Consommation, non-cyclique

Cosmétiques/Hygiène

2

Pearson

UK

Communications

Media

3

Natl Aust Bank

Australie

Finance

Banques

4

Sodexo

France

Consommation, cyclique

Services alimentaires

5

BTG

UK

Consommation, non-cyclique

Pharmaceutiques

6

Telia Co Ab

Suède

Communications

Télécommunications

7

Westpac Banking

Australie

Finance

Banques

8

Seb

Suède

Finance

Banques

9

Elisa Oyj

Finlande

Communications

Télécommunications

10

Diageo

UK

Consommation, non-cyclique

Boissons

 

Pas de surprise Norvège, Suède, Pays-Bas, Finlande et Royaume-Uni arrivent en tête avec respectivement 58%, 38%, 35%, 33% et 28% de leurs entreprises dans les Top 200. "Il existe une corrélation évidente entre les politiques par pays et les performances des entreprises. A condition que ces politiques ne soient pas restreintes à une approche limitée comme la présence de femmes au conseil d'administration" confirme Diana Van Maasdijk.

La Suisse fait figure de parent pauvre.
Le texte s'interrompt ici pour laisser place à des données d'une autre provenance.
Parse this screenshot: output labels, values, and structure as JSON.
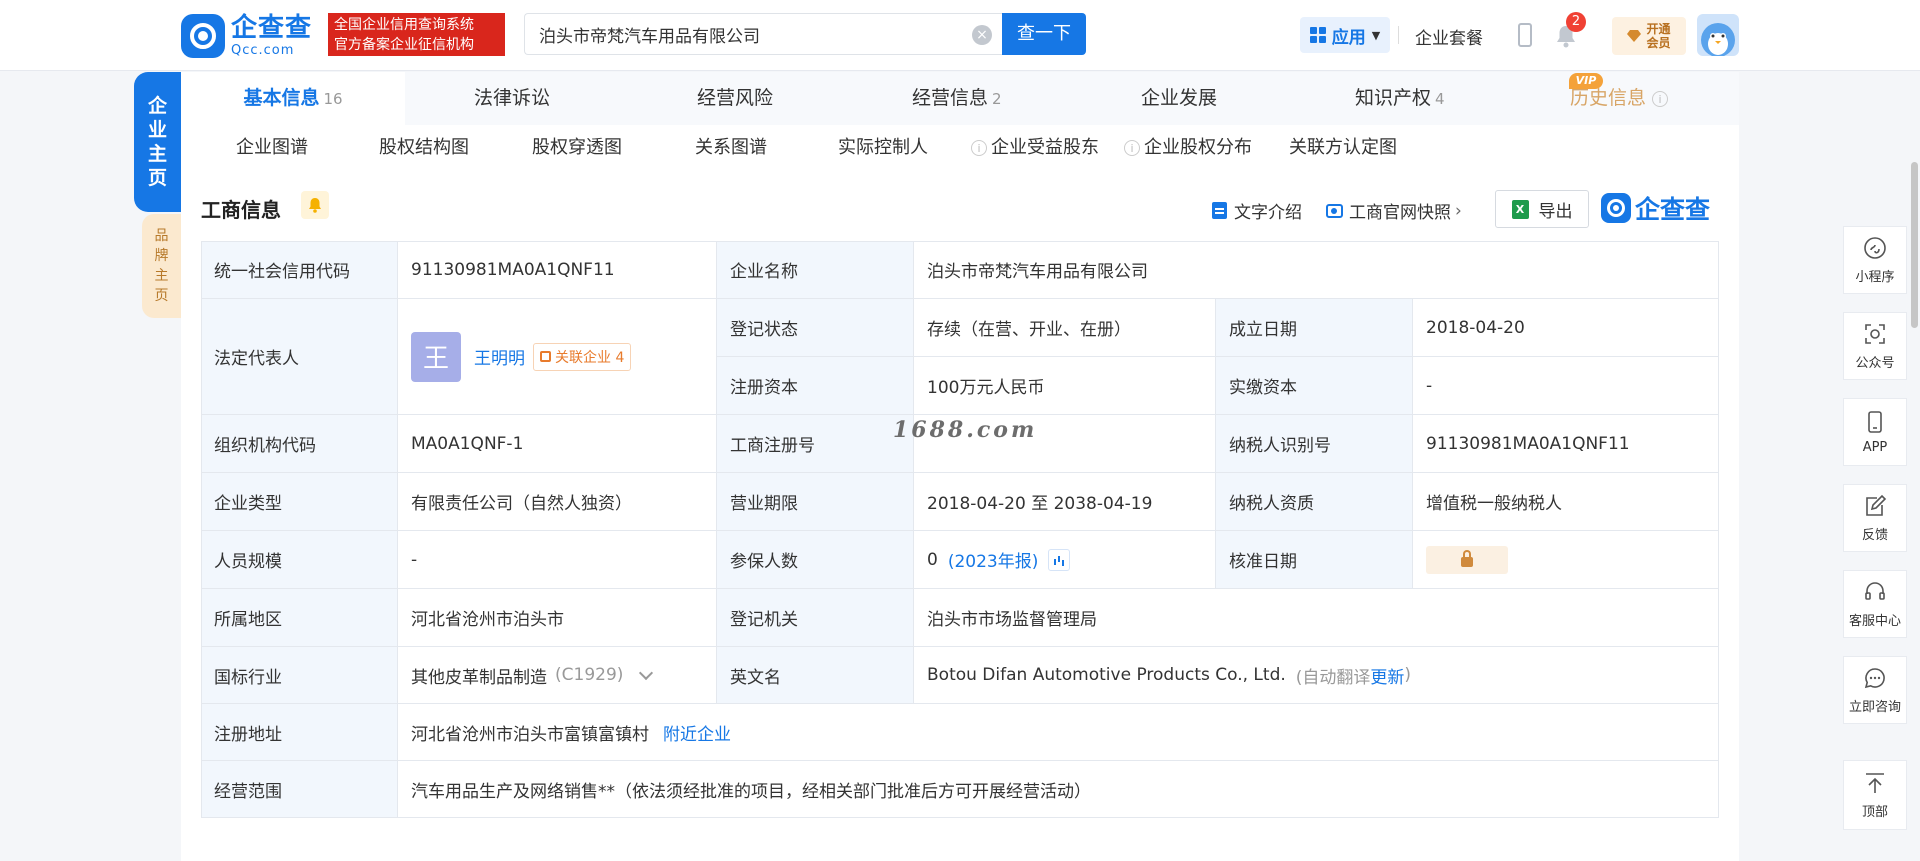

Seuls trois noms figurent au Top 200: Novartis au 41e rang, Roche au 69e et Credit Suisse au 172e, soit seulement 4% de l'échantillon helvétique de 68 sociétés.

En dépit de leur féminisme autoproclamé, les Etats-Unis font encore moins bien: seules 30 des 1321 sociétés américaines de l'univers rejoignent le Top 200, soit un tout petit 2%. Les Etats-Unis n'ont d'ailleurs jamais ratifié la convention du Bureau International du Travail sur les congés maternité. On note d'ailleurs au Top 200 l'absence des ténors de la technologie. Ni Google, ni Microsoft, ni Facebook ne se hissent au niveau des 200 meilleurs. L'approche sectorielle confirme cette constatation: seul 1 société sur 74 du secteur de l'internet rejoint le groupe de tête.

 

Avec une forte présence au Top 200 (35 sociétés), les banques pourraient sembler avant-gardistes. Ce n'est qu'un effet d'optique du à leur surreprésentation dans l'univers de départ, basé sur la classification Bloomberg (177 sociétés soit 6% du total). Moins de 20% des banques atteint le Top 200, contre 50% pour le secteur des services alimentaires et plus de 20% pour les cosmétiques, les télécommunications et l'eau. De manière plus générale, l'échantillonnage pose quelques problèmes. A titre d'exemple, citons justement le secteur des services alimentaires qui ne compte que deux sociétés dans l'univers de base.

 

En conclusion, les performances restent insuffisantes. Aucune société, même parmi les meilleures, n'a totalisé plus de 22 points sur 35 et ne dépasse la notation B. Seules cinq d'entre elles appliquent une politique de salaires réellement égalitaire (écart de +/-3% entre hommes et femmes) et seules 19 (10%) appliquent des mesures visant à réduire cet écart.

Equileap renouvellera son étude annuellement et publiera des rapports sur les entreprises trimestriellement. De plus, l'organisation lance une famille d'indices sur la parité en partenariat avec Solactive.